Gegen diesen Beschluß hat der Prozeßbevollmächtigte namens der Klin. Beschwerde eingelegt, der vom FG nicht abgeholfen worden ist. Die Beschwerde ist bisher nicht begründet worden.

Das FA hat sich im Beschwerdeverfahren nicht geäußert.

 

Entscheidungsgründe

Auf die Beschwerde der Klin. wird der angefochtene Beschluß aufgehoben. Die Sache wird an das FG zurückverwiesen.

1. Die Beschwerde ist zulässig. Weder fehlt der Klin. die Beteiligtenfähigkeit, noch ist die Vollmacht des Prozeßbevollmächtigten erloschen. Das Verfahren ist auch nicht unterbrochen. Außerdem ist die Beschwerde statthaft.

a) Die Löschung einer GmbH im Handelsregister führt nicht zum Wegfall der Fähigkeit, Beteiligte im finanzgerichtlichen Verfahren zu sein. Nach der Rechtsprechung des BFH wird eine gelöschte GmbH steuerrechtlich als fortbestehend angesehen, solange sie steuerrechtliche Pflichten zu erfüllen hat. Sie büßt auch nicht ihre Beteiligtenfähigkeit ein (vgl. BFH-Beschluß vom 23. Januar 1985 I B 36/83, BFH/NV 1986, 341; BFH-Urteil vom 14. Januar 1986 VII R 111/79, BFH/NV 1986, 384, unter 2., jeweils m.w.N.).

b) Die Löschung einer GmbH im Handelsregister hat zwar den Verlust der Geschäftsführungsbefugnis des bisherigen Geschäftsführers zur Folge, so daß die GmbH mangels eines vertretungsberechtigten Organs prozeßunfähig wird. Hierdurch ist jedoch gemäß § 155 FGO i.V.m. § 86 ZPO die Vollmacht des Prozeßbevollmächtigten nicht erloschen (vgl. Beschluß in BFH/NV 1986, 341). Mithin war der Prozeßbevollmächtigte zur Beschwerdeeinlegung befugt.

c) Das Verfahren vor dem FG wurde durch den Verlust der Prozeßfähigkeit der Klin. nicht gemäß § 155 FGO i.V.m. § 241 ZPO mit der Folge unterbrochen, daß nach außen wirkende Handlungen des Gerichts unzulässig wären; denn aufgrund der Vertretung durch einen Prozeßbevollmächtigten ist nach § 155 FGO i.V.m. § 246 Abs. 1 ZPO eine Unterbrechung nicht eingetreten (vgl. Beschluß in BFH/NV 1986, 341, und Urteil in BFH/NV 1986, 385 unter 2.).

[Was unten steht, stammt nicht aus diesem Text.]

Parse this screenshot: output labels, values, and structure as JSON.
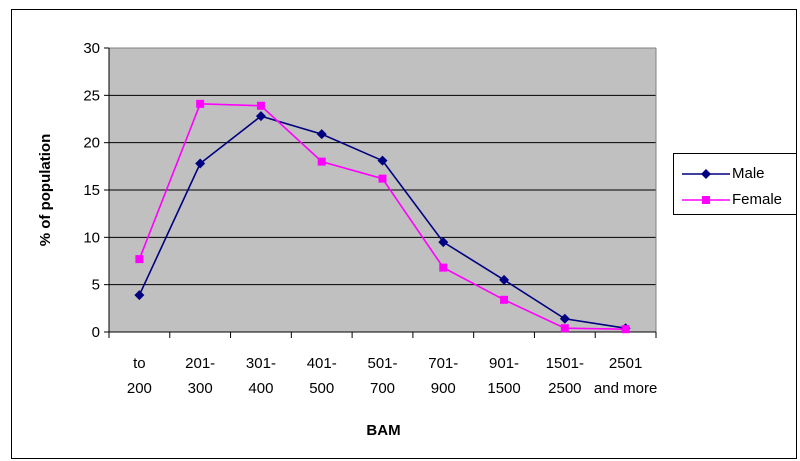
{
  "chart_data": {
    "type": "line",
    "title": "",
    "xlabel": "BAM",
    "ylabel": "% of population",
    "categories": [
      [
        "to",
        "200"
      ],
      [
        "201-",
        "300"
      ],
      [
        "301-",
        "400"
      ],
      [
        "401-",
        "500"
      ],
      [
        "501-",
        "700"
      ],
      [
        "701-",
        "900"
      ],
      [
        "901-",
        "1500"
      ],
      [
        "1501-",
        "2500"
      ],
      [
        "2501",
        "and more"
      ]
    ],
    "ylim": [
      0,
      30
    ],
    "yticks": [
      "0",
      "5",
      "10",
      "15",
      "20",
      "25",
      "30"
    ],
    "grid": true,
    "plot_background": "#c0c0c0",
    "legend_position": "right",
    "series": [
      {
        "name": "Male",
        "color": "#000080",
        "marker": "diamond",
        "values": [
          3.9,
          17.8,
          22.8,
          20.9,
          18.1,
          9.5,
          5.5,
          1.4,
          0.4
        ]
      },
      {
        "name": "Female",
        "color": "#ff00ff",
        "marker": "square",
        "values": [
          7.7,
          24.1,
          23.9,
          18.0,
          16.2,
          6.8,
          3.4,
          0.4,
          0.3
        ]
      }
    ]
  }
}
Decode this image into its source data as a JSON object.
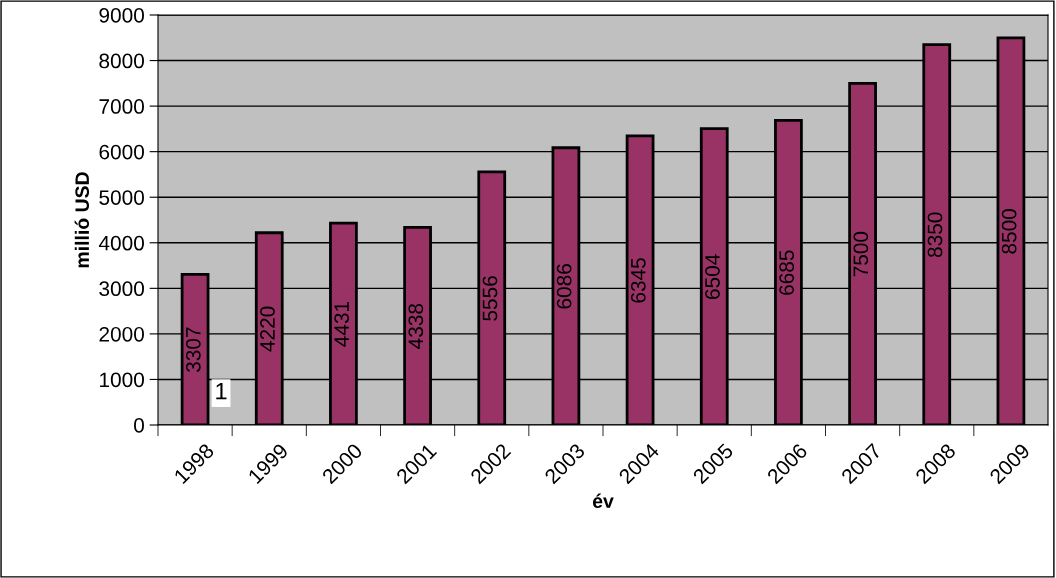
{
  "chart_data": {
    "type": "bar",
    "xlabel": "év",
    "ylabel": "millió USD",
    "categories": [
      "1998",
      "1999",
      "2000",
      "2001",
      "2002",
      "2003",
      "2004",
      "2005",
      "2006",
      "2007",
      "2008",
      "2009"
    ],
    "values": [
      3307,
      4220,
      4431,
      4338,
      5556,
      6086,
      6345,
      6504,
      6685,
      7500,
      8350,
      8500
    ],
    "color": "#993366",
    "ylim": [
      0,
      9000
    ],
    "yticks": [
      0,
      1000,
      2000,
      3000,
      4000,
      5000,
      6000,
      7000,
      8000,
      9000
    ],
    "grid": "y",
    "data_labels": true,
    "annotations": [
      "1"
    ]
  }
}
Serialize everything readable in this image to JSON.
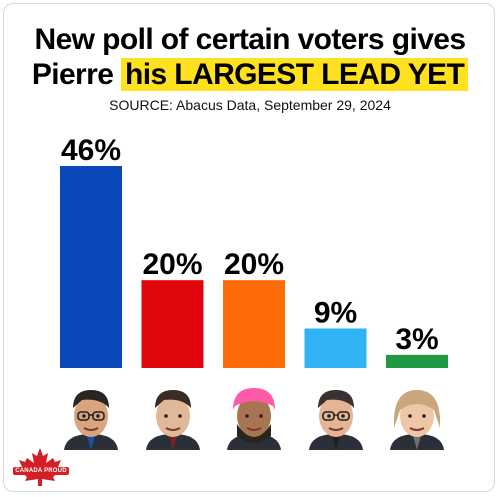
{
  "title_line1": "New poll of certain voters gives",
  "title_line2_prefix": "Pierre ",
  "title_line2_highlight": "his LARGEST LEAD YET",
  "source": "SOURCE: Abacus Data, September 29, 2024",
  "logo_text": "CANADA PROUD",
  "chart_data": {
    "type": "bar",
    "categories": [
      "",
      "",
      "",
      "",
      ""
    ],
    "values": [
      46,
      20,
      20,
      9,
      3
    ],
    "labels": [
      "46%",
      "20%",
      "20%",
      "9%",
      "3%"
    ],
    "colors": [
      "#0a47b8",
      "#e0060c",
      "#ff6b06",
      "#2fb3f5",
      "#1f9a43"
    ],
    "ylim": [
      0,
      46
    ],
    "grid": false,
    "legend": "none"
  },
  "faces": [
    {
      "icon": "pierre-poilievre-face-icon",
      "skin": "#d9a57f",
      "hair": "#2a2522",
      "tie": "#1b4fa8"
    },
    {
      "icon": "justin-trudeau-face-icon",
      "skin": "#e2b89a",
      "hair": "#3a2c24",
      "tie": "#7a2020"
    },
    {
      "icon": "jagmeet-singh-face-icon",
      "skin": "#a87552",
      "hair": "#ff5aa8",
      "tie": "#333"
    },
    {
      "icon": "yves-francois-blanchet-face-icon",
      "skin": "#e4b493",
      "hair": "#3b3130",
      "tie": "#222"
    },
    {
      "icon": "elizabeth-may-face-icon",
      "skin": "#efc7a8",
      "hair": "#c9a77a",
      "tie": "#6f6f6f"
    }
  ]
}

d) Die Beschwerde gegen den angefochtenen Beschluß ist schließlich statthaft. Wie der Senat in seinem Beschluß vom 21. Februar 1985 V B 75/84 (BFH/NV 1986, 99, m.w.N.) entschieden hat, kann ein Einstellungsbeschluß, der sich auf die - direkte - Anwendung des § 72 Abs. 2 Satz 2 FGO stützt, mit der Beschwerde angefochten werden, wenn die Wirksamkeit der Klagerücknahmeerklärung angegriffen wird. Hinsichtlich der Statthaftigkeit der Beschwerde kann nichts anderes für den Fall gelten, daß das FG in entsprechender Anwendung des § 72 Abs. 2 Satz 2 FGO die Verfahrenseinstellung beschlossen hat, ohne daß eine Klagerücknahmeerklärung abgegeben worden wäre.

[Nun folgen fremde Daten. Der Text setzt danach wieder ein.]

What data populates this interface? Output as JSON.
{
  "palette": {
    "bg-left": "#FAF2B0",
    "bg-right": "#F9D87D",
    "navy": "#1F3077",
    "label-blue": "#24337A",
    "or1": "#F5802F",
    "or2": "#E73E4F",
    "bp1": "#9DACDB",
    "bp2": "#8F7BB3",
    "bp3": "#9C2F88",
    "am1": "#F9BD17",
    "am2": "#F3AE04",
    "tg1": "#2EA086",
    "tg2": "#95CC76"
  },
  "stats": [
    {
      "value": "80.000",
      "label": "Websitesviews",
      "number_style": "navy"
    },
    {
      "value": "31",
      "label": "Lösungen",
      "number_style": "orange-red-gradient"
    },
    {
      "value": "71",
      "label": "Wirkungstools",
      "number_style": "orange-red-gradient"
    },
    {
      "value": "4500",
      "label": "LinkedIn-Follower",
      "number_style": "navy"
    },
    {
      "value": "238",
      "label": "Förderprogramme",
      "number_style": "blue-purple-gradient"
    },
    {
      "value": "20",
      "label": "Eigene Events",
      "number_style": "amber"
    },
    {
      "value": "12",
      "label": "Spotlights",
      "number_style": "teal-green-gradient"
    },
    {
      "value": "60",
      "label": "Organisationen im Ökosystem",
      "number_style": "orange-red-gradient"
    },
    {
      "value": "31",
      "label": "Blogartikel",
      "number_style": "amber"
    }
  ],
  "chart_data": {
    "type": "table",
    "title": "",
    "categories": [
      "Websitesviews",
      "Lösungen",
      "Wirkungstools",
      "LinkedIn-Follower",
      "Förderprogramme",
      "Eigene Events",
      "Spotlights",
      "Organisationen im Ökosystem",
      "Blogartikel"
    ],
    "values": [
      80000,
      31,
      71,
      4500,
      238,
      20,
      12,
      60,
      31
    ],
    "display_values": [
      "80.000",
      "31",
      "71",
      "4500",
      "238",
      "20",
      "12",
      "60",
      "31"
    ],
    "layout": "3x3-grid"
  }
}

2. Die Beschwerde ist auch begründet. § 72 Abs. 2 Satz 2 FGO sieht den Erlaß eines Beschlusses, durch den das Verfahren eingestellt wird, ausschließlich für den Fall vor, daß die Klage zurückgenommen worden ist. Die entsprechende Anwendung der Vorschrift auf Fälle, in denen zwar damit gerechnet werden kann, daß das Verfahren nicht weiterbetrieben wird, in denen aber die Klage nicht zurückgenommen worden ist, scheitert am Fehlen einer für die Analogie erforderlichen Gesetzeslücke (vgl. Tipke/Kruse, Abgabenordnung-Finanzgerichtsordnung, 12. Aufl., § 4 Rdnr. 113 ff.). Wird das Verfahren länger als sechs Monate vom Rechtsmittelführer nicht betrieben, so bedarf es für die Herbeiführung der praktischen Verfahrensbeendigung nicht des Erlasses eines Einstellungsbeschlusses. Vielmehr kann das Verfahren unter solchen Umständen auch ohne Einstellungsbeschluß in den Registern gelöscht werden (vgl. BFH-Beschluß vom 30. April 1985 II R 89/82, BFH/NV 1986, 12).